What makes a good story ending?

Having covered story beginnings and middles in previous blogs, it seems only natural to cover story endings. Whether a story ending is right or not can ultimately only be judged by the reader. If the ending is not consistent with the direction the story is taking the reader, they may well feel disappointed and let down. After all, the reader has invested his time, and emotional energy in the characters of the story.

So what makes a story ending consistent with the direction of the story? Ultimately it depends on the type of story and the expectation it generates about the ending. That isn’t to say the author can’t surprise the reader with an ending (a twist); but the twist ending should be consistent with the type of ending the reader expects.

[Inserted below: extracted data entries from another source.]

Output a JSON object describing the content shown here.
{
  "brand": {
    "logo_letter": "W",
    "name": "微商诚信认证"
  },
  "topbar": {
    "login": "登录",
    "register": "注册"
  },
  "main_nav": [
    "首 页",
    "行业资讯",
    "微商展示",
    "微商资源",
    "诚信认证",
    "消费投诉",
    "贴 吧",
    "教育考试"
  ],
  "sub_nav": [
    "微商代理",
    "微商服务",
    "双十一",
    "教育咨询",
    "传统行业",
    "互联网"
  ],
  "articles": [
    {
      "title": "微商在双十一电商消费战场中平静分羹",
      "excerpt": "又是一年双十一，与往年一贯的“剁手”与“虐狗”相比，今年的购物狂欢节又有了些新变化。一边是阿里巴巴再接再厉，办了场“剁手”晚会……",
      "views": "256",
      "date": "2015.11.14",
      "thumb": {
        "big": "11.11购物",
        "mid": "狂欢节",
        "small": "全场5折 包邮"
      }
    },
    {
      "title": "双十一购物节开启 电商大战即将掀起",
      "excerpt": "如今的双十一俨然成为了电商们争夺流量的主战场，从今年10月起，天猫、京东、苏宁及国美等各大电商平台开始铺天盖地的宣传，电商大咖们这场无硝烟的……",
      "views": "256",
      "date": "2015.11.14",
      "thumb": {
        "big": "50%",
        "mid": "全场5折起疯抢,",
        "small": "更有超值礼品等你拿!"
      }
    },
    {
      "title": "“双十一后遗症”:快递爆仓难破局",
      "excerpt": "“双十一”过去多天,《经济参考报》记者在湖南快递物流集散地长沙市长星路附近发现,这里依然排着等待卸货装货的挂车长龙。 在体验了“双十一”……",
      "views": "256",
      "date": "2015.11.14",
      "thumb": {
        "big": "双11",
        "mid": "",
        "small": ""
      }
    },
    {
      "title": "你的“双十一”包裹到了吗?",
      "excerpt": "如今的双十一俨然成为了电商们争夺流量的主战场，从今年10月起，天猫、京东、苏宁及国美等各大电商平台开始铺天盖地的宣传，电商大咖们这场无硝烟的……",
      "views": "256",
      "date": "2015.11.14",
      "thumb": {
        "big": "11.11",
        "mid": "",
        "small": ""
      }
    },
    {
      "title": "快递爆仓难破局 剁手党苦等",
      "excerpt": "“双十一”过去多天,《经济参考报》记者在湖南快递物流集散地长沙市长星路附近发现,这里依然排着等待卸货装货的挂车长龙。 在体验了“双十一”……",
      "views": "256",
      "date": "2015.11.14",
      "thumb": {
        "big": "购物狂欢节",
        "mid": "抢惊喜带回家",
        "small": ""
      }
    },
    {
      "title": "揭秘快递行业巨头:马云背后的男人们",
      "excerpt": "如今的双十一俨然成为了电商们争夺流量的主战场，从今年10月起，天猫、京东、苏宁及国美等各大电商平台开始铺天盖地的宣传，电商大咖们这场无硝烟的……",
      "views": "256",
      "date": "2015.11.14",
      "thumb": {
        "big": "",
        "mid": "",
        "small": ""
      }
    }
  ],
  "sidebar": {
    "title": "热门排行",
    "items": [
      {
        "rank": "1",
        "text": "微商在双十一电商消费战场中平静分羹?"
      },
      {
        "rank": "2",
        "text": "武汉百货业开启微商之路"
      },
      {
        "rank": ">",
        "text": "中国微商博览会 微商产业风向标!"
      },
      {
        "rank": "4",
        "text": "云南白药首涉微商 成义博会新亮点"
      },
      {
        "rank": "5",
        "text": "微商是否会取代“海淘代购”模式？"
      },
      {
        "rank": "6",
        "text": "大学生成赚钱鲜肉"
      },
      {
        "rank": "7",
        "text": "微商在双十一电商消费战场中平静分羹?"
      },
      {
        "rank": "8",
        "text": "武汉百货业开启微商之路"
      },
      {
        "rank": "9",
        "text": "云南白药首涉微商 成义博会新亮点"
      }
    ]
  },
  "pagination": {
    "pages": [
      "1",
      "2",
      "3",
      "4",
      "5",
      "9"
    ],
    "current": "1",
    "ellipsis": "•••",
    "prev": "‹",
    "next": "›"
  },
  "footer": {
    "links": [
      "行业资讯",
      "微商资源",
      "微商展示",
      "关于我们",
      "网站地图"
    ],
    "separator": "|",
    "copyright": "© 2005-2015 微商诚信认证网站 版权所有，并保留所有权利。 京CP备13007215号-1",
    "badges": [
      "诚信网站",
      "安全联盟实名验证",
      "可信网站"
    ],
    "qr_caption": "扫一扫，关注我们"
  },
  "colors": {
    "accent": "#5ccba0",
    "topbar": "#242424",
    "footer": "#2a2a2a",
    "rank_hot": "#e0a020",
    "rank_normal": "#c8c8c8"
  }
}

In Christopher Booker’s ‘The Seven Basic Plots’, Booker discusses a ‘universal plot’ in which the conflict in any story revolves around a component of human nature symbolised by a ‘dark power’. How the hero/heroine responds to the ‘dark power’ determines the outcome of the story.  In the beginning of the story a hero or heroine is in some way undeveloped, frustrated or incomplete. In the middle of the story they fall under the shadow of some ‘dark power’. The ending depends on whether the hero learns to overcome his weakness, defeat the ‘dark power’ and reach his goal (positive ending); or whether he fails to change and ends in his own destruction (negative ending). Thus the universal plot is based on moral sense of justice.

The universal plot is easy to identify in many of the tragedies of Shakespeare: Hamlet, Othello, King Lear, Macbeth. These were basically noble men whose tragic flaws led to their own destruction. Tragedies are less popular today, as Hollywood seems to have a preference for positive endings. In the positive ending, the hero overcomes his weaknesses, defeats the antagonist and achieves his goal, even if the rest of the cast die in the process (e.g. Alien).

In a recent Blog on Goodreads, many of the participants complained about Hollywood’s preference for ‘happy endings’ in many Sci Fi movies. The consensus seemed to be that Hollywod didn’t understand ‘real’ science fiction. Some eulogised over some of the more depressing endings provided by some dystopian Sci Fi literature. I can’t say I’ve read a lot of this type of  science fiction. But I think the role of science fiction is to entertain the reader and not to prophesy. China Mieville would seem to agree:

“I think the role of science fiction is not at all to prophesy. I think it is to tell interesting, vivid, strange stories that at their best are dreamlike intense versions and visions of today.”

Those movies that I have seen with depressing endings I have found disappointing. Most tanked at the box office (at least Hollywood understands money). Personally, I want to see endings that show the triumph of the human spirit over adversity. That doesn’t necessarily mean that the ending has to be ‘happy’. It may well be sad if that’s what fits the storyline.

For example, in Space Cowboys (2000) Corvin and Hawkins discover that the Soviet Communications satellite that is about to come out of orbit has six nuclear missiles onboard. To stop the missiles re-entering the rockets have to be fired manually. Hawkins fires the rockets and takes them to the moon. He saves the world and achieves his wish of going to the moon, only to die on the moon’s surface. Not exactly a ‘happy ending’, but a sad one, and the right one for the movie.

An author has to have a good beginning, a good middle and a good end to his story to satisfy his reader. A bad opening and the reader will not pick the book up. A bad middle and the reader will put the book down in the middle. A bad ending and he/she probably won’t look at a book from the same author again.